Türkiye İş Bankası, kuruluşunun 100. yıl dönümünü kutlamak amacıyla “100 Yıllık Armağan” isimli son derece başarılı bir belgesel film hazırladı.
Yönetmenliğini Ali Taner Baltacı’nın üstlendiği bu yapımda, Engin Alkan, Onur Buldu ve Burcu Kara, Tolga Çevik gibi oyuncular da rol almakta.
“100 Yıllık Armağan”ı izledikten sonra, Boğaziçi Üniversitesi Eğitim Bilimleri Bölümü başkanlarından ve Eğitim Fakültesi IV.Dekanı, 1984’ten bugüne her zaman Hoca’m olmuş Prof. Dr. Güzver Yıldıran’a “Bu belgesel filmin önemini” sordum. İşte, yanıtı:
“Bir dahi yollanmış bize evrenden. Film neden önemli? Çünkü kurumlaşmanın adım adım basamaklarını ele alıyor. Kurumsallaşma sürecinde, önce planlanan kurum toplumsal gelişimi sağlayacak bir kavram olarak değerlendiriliyor. Ardından bilgi ve beceri birikimi ile isteği yüksek bir insana amaç anlatılıyor, (Celal Bayar). O insan yardımcı olabilecek diğer bilgi ve beceri birikimi yüksek bir çalışma grubu oluşturuyor ve ortak akılla izlenecek süreçler belirleniyor ve ortaya çıkarılıyor. Her eğitim düzeyinde bu süreçlerde çalışacak şevki yüksek insanlar meslek içi eğitimle görevlerini en iyi icra edecek hâle getiriliyor. Ancak, ardında belli bir toplumsal destek olmazsa, bunlar elbette çalışamaz.
Toplum eğitiliyor.
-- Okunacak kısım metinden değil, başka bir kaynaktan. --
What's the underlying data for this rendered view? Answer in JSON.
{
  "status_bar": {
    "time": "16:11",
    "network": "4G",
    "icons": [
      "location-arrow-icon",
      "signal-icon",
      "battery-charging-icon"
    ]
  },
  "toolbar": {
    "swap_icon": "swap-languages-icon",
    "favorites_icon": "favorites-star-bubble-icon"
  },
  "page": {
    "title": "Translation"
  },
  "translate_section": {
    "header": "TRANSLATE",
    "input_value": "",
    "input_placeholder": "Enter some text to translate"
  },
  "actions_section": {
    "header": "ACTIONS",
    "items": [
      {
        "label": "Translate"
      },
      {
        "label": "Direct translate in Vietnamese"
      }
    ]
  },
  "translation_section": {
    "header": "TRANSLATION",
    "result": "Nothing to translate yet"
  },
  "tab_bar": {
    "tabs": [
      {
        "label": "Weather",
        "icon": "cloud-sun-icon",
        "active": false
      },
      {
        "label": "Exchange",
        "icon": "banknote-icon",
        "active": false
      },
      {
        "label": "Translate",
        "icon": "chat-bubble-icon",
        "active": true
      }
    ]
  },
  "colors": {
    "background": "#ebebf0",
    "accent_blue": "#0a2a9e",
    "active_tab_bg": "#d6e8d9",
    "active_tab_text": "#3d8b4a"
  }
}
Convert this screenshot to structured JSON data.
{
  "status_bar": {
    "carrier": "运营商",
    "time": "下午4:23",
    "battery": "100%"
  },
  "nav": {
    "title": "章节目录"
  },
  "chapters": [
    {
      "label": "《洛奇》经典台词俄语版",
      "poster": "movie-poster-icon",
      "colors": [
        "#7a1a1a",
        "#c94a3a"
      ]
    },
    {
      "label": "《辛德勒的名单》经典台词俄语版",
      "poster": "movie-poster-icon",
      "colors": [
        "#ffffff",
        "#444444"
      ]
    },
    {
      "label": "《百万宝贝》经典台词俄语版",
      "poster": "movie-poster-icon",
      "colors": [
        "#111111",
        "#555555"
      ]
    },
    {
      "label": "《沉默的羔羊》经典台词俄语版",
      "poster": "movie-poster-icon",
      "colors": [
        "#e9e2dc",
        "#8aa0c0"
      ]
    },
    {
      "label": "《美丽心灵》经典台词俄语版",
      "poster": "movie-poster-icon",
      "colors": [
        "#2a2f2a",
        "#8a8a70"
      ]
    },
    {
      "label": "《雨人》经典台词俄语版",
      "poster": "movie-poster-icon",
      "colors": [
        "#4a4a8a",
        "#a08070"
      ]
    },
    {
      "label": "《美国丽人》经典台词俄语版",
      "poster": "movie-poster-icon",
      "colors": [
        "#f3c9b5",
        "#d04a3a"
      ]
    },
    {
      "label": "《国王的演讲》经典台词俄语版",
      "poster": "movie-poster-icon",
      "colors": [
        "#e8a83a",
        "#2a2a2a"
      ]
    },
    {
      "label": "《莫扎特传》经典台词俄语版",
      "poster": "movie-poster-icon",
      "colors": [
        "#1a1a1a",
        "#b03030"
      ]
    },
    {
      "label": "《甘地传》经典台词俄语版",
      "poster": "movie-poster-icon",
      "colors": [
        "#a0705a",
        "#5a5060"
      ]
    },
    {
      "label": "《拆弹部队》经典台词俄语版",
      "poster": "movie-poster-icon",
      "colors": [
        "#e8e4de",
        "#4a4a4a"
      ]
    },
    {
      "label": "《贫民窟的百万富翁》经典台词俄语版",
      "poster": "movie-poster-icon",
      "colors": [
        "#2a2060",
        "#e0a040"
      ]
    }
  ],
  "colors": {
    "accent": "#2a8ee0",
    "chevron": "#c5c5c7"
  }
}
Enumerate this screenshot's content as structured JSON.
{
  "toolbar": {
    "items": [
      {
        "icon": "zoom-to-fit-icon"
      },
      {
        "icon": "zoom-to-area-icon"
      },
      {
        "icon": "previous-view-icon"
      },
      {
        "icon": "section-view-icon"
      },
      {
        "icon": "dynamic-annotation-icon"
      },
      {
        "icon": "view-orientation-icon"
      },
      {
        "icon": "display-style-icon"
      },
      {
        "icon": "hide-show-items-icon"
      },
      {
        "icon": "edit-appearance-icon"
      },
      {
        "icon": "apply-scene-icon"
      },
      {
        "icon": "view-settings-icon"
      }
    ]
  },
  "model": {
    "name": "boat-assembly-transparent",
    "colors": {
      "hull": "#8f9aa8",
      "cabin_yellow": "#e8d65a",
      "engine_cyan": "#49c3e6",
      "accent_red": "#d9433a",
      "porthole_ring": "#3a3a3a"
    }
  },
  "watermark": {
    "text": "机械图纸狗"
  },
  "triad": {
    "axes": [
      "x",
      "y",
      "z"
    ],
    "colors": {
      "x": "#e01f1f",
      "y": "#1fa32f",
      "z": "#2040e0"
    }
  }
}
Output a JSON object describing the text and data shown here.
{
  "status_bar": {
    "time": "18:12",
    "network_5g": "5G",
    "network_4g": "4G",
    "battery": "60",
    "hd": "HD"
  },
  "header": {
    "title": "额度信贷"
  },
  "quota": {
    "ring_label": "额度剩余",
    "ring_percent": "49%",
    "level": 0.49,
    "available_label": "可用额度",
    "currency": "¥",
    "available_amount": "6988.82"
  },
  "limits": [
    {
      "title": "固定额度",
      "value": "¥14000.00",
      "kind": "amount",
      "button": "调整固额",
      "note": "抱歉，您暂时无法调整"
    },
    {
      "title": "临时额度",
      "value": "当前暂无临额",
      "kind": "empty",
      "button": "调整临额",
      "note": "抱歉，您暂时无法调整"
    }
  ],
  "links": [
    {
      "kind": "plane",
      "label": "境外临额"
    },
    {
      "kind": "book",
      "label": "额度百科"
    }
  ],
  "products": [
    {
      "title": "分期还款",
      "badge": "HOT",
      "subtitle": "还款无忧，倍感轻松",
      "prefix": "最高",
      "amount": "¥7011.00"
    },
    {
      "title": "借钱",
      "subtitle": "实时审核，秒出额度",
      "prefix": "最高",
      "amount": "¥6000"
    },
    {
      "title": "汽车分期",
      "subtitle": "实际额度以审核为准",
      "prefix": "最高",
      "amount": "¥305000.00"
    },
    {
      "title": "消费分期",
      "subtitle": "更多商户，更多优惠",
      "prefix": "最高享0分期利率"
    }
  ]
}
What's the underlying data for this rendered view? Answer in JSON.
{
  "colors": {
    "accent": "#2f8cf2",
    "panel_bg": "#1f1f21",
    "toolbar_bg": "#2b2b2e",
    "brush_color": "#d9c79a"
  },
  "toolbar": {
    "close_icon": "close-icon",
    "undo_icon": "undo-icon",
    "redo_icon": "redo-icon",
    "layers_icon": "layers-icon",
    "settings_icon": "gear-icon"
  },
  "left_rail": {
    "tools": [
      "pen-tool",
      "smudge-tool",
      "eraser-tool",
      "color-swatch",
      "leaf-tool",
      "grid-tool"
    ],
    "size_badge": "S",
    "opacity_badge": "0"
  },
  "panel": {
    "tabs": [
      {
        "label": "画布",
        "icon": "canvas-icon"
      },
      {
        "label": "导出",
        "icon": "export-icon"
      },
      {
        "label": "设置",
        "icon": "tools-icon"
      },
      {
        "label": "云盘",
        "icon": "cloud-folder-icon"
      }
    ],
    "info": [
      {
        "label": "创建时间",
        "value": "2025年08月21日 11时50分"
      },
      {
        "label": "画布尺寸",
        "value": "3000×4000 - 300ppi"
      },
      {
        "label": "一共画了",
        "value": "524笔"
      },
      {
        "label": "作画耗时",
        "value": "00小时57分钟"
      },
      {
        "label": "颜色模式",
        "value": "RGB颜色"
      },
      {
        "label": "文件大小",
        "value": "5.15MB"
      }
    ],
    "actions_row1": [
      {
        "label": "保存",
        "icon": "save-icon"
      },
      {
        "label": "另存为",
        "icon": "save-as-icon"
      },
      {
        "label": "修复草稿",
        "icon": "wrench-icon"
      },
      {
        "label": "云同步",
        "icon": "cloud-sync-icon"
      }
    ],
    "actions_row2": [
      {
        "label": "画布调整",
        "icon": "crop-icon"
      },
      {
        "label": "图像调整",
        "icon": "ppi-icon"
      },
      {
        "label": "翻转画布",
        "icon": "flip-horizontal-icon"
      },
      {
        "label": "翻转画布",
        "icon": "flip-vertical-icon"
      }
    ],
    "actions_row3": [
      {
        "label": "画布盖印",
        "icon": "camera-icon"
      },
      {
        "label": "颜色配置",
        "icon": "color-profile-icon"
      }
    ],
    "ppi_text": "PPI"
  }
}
Çocuklardan, ailelere, her eğitim düzeyinde insanları kapsayacak toplumsal bir eğitim bu. Sonra onların iş birliği sağlanıyor. Kurumda çalışacak bireyler, önemsendiklerini gördükleri için her düzeyde istihdama başvurmayı arzuluyor. İstihdam da rastgele değil; her düzeyde iş için meslek içi eğitim veriliyor. Halk kurumla birleşiyor. Derken kurumun altyapısı (kumbaraların oluşumu, tanıtımı gibi) ve yan dal hizmetleri oluşturuluyor ve bunlar diğer sektörlerle ilintilendiriliyor (oyuncakçının Milli Kumbara yapması gibi). Ondan sonra da ulusuna katkı yapanlara (Kurtdereli Mehmet Pehlivan), bu kurum taltifler, pekiştireçler sunuyor, Yani kurum kendi işlevleri arasında ülkeyi yüceltenlere katkı yapmayı amaçları arasına alıyor. Böylece oluşumunun her adımında kurum, toplumu desteklediğini topluma yaşatarak iletiyor ve ürettikleriyle gerek bireysel olarak, gerekse de başka oluşumları destekler hale gelerek toplumun özünü içeren desteği veriyor ve alıyor.
Kurumsal tarihimizi anlatmalıyız. İçindeki değerleri dünya ile paylaşmalıyız.”
Bu konuşmanın ardından “100 Yıllık Armağan”ı yeniden izledim ve Engin Alkan’ın yaşar kıldığı Celal Bayar yorumuna bir defa daha hayran kaldım.
“100 Yıllık Armağan” her iyi eser gibi birden çok kez izlenmeyi hak ediyor. Öneririm.